One is already familiar with that traffic system, widely adopted by Delhi, Bengaluru, Kochi and Mumbai metro railways. For instance, Delhi metro trains ply every three-four minutes during rush hours. But when a train gets stranded due to a technical snag, the one running three minutes behind it stops or slows down, and all trains coming behind them do the same. The Hyperloop pods will operate similarly. They will leave one by one when passengers are on board, much like a cable-car system, and gently accelerate to top speed while maintaining a safe distance from other pods. If a pod has to slow down for any reason, it will communicate the same to the management system, which will slow down all the pods travelling behind it. Multiple pods can be remotely coupled like the cars or compartments of a metro rake.
A pod can stick to a schedule and leave periodically, but smaller pods may travel more frequently. An estimated 16,000 passengers can travel per hour in one direction. But given the twists and turns of the Mumbai-Pune track, they could be moving at half the speed for safe navigation. Overall, you will only experience 0.2 g-force (the measure of acceleration) on the Hyperloop, about the same as on a train. While travelling, you should be able to enjoy your favourite cuppa without spilling a drop, companies with the knowhow tell us. That is quite believable. After all, Japan's Shinkansen (bullet train) goes from zero to 300 km per hour in two minutes, and even then, not a drop spills from a glass full of water.
Can We Block Face Recognition?
Where there is technology, there will be anti-technology protests. The growing use of face recognition in China and elsewhere is unsurprisingly leading to a backlash from those at the receiving end. The privacy threat cannot be underestimated either as this technology can be duped by photographs or 3D-printed heads.
One way to ward off facial recognition is to attack the software. That is what Joey Bose, a student of Computer Engineering at the University of Toronto, did a year ago. The tool he developed is called Faceshield, and his company describes it as an Instagram-like filter that can be applied to photographs to block face detection online. "It adds noise to specific regions of the face such as eyes, nose or jawline to 'fool' the face detector into thinking there is no face in the photo. The photo is still recognisable, but the face detectors catastrophically fail," the company states. There are three levels of modifications done to the image. The first makes subtle changes, but these are enough to thwart face recognition and possibly the use of your face online. A medium-level modification breaks more detectors while an intense level makes enough changes to ensure that you will not recognise your face. One can submit one's photo for free modification on the FaceShield.ai website.

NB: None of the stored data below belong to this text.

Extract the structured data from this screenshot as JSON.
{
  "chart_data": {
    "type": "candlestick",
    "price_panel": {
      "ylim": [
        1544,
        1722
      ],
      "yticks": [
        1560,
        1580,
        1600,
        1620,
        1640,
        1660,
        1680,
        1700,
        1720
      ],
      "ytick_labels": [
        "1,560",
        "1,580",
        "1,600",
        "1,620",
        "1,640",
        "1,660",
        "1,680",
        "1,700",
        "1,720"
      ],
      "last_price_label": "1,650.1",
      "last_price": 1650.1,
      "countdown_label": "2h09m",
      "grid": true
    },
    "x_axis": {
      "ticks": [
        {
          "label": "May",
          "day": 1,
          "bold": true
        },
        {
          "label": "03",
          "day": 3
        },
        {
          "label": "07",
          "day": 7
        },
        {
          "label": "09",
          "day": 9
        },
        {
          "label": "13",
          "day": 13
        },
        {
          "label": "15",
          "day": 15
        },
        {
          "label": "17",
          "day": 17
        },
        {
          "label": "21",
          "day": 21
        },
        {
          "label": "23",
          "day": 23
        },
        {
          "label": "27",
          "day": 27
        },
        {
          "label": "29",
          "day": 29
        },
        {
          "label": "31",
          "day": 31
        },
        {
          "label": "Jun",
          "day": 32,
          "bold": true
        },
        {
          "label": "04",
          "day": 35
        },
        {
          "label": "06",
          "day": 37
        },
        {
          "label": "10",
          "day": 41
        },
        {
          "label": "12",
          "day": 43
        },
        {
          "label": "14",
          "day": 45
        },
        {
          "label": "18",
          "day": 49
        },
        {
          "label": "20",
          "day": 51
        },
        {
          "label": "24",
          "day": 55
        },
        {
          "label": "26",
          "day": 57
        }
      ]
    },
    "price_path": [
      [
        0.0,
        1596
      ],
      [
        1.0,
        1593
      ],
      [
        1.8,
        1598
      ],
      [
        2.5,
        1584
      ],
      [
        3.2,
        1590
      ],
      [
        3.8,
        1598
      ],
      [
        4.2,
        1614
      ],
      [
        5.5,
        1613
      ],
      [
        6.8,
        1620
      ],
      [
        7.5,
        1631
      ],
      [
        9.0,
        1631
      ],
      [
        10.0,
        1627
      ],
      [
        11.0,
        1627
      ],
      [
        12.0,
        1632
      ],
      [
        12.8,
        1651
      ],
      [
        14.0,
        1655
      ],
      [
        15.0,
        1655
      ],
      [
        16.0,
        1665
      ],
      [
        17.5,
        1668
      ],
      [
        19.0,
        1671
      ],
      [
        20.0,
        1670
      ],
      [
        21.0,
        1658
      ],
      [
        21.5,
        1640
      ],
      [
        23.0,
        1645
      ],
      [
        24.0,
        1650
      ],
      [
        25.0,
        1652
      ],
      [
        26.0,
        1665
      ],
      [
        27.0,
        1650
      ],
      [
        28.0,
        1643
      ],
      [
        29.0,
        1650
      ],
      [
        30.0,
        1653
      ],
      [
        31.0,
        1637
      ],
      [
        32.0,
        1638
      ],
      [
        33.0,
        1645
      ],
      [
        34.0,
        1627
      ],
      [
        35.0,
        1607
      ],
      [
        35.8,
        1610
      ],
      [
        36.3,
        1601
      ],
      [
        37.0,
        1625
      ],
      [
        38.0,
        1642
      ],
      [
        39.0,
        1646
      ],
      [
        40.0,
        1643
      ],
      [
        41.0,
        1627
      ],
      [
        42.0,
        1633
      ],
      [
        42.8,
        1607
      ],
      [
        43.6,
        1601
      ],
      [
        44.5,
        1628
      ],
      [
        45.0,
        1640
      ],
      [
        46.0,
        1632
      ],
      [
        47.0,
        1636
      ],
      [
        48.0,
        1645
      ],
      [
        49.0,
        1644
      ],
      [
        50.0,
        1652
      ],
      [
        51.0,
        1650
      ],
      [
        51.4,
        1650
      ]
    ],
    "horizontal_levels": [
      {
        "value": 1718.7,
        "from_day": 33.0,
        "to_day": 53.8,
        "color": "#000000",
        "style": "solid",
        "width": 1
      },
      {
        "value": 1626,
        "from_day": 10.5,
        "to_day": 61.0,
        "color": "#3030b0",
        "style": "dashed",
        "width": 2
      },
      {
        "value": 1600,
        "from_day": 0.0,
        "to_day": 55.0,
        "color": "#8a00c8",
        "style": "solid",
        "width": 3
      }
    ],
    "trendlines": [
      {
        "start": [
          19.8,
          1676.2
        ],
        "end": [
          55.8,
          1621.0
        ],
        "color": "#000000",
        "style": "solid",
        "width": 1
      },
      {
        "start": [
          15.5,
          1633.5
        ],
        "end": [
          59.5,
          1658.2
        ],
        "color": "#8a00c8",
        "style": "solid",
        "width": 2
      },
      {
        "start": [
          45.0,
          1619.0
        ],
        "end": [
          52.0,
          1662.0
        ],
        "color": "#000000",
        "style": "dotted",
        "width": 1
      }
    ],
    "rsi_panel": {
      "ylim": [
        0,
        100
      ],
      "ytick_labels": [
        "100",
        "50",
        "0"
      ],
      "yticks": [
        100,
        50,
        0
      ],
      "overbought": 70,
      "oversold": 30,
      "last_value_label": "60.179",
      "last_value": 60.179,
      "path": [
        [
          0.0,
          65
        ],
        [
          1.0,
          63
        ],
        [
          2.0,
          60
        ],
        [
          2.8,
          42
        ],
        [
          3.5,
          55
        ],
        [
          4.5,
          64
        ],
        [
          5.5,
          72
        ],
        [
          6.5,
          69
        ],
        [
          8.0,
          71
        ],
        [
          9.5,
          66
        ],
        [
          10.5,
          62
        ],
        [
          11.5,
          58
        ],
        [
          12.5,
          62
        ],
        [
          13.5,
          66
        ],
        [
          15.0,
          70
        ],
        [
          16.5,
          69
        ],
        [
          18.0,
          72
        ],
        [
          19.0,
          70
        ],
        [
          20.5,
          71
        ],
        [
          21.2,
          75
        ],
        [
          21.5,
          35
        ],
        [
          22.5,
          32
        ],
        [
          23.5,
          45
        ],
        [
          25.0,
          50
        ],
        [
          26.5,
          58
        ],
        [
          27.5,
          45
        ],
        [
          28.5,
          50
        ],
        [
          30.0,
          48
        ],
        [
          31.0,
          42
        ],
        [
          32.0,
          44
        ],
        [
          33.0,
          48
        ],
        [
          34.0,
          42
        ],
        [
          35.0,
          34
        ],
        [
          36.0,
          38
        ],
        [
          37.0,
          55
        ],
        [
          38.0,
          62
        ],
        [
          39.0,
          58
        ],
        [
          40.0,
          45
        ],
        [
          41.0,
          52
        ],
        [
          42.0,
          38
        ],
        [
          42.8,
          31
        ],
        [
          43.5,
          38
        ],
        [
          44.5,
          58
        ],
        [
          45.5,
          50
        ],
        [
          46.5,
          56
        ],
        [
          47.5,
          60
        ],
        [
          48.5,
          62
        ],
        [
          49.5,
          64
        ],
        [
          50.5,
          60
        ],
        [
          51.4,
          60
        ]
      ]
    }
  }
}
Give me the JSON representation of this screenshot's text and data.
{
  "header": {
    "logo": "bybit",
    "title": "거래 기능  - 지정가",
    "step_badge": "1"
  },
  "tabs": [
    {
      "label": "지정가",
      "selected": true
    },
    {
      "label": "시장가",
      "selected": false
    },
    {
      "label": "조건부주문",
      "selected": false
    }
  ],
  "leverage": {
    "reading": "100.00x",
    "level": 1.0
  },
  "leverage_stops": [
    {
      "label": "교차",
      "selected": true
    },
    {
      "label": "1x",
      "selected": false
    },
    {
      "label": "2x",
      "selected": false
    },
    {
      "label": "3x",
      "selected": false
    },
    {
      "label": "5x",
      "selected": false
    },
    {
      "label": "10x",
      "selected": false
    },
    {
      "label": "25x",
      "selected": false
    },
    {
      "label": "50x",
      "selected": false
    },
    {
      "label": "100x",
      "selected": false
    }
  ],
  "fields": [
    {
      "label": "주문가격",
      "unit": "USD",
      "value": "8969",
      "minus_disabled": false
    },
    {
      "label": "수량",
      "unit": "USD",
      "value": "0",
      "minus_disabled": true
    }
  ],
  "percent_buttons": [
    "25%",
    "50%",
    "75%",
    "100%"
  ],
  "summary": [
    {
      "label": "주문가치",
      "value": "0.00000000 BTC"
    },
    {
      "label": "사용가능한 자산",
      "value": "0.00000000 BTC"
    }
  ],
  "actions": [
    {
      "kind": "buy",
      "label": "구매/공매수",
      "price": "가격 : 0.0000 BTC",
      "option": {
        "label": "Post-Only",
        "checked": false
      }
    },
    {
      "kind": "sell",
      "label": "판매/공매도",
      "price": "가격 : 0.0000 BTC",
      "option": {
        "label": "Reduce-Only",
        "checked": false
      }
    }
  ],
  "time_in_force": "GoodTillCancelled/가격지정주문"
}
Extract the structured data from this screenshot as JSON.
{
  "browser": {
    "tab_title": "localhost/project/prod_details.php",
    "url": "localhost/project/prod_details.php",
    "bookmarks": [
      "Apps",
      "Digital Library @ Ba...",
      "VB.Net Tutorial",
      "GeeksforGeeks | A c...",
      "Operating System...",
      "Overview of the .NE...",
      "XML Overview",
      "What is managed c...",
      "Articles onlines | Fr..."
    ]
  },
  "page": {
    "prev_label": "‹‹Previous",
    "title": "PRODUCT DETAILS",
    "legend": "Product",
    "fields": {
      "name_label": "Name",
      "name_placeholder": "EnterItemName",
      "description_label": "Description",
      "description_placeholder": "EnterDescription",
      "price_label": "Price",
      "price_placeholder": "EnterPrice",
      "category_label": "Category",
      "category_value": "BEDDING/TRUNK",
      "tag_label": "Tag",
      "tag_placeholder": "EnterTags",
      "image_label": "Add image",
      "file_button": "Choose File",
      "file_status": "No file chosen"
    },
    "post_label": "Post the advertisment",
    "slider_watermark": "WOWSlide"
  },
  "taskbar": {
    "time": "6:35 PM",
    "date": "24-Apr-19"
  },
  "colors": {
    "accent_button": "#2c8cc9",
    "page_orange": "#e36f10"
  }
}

Almost everyone (from bars to airports to police) is keen on face recognition, but a few cities are also trying to ban it. However, what the protestors in Hong Kong did was unique. The islanders, who suspect that the surveillance methods of Mainland China are being imported there, found that goggles, masks and helmets were not enough for identity masking. So, they decided to shine green lasers at police cameras and riot officers to foil face recognition systems while taking part in anti-government rallies.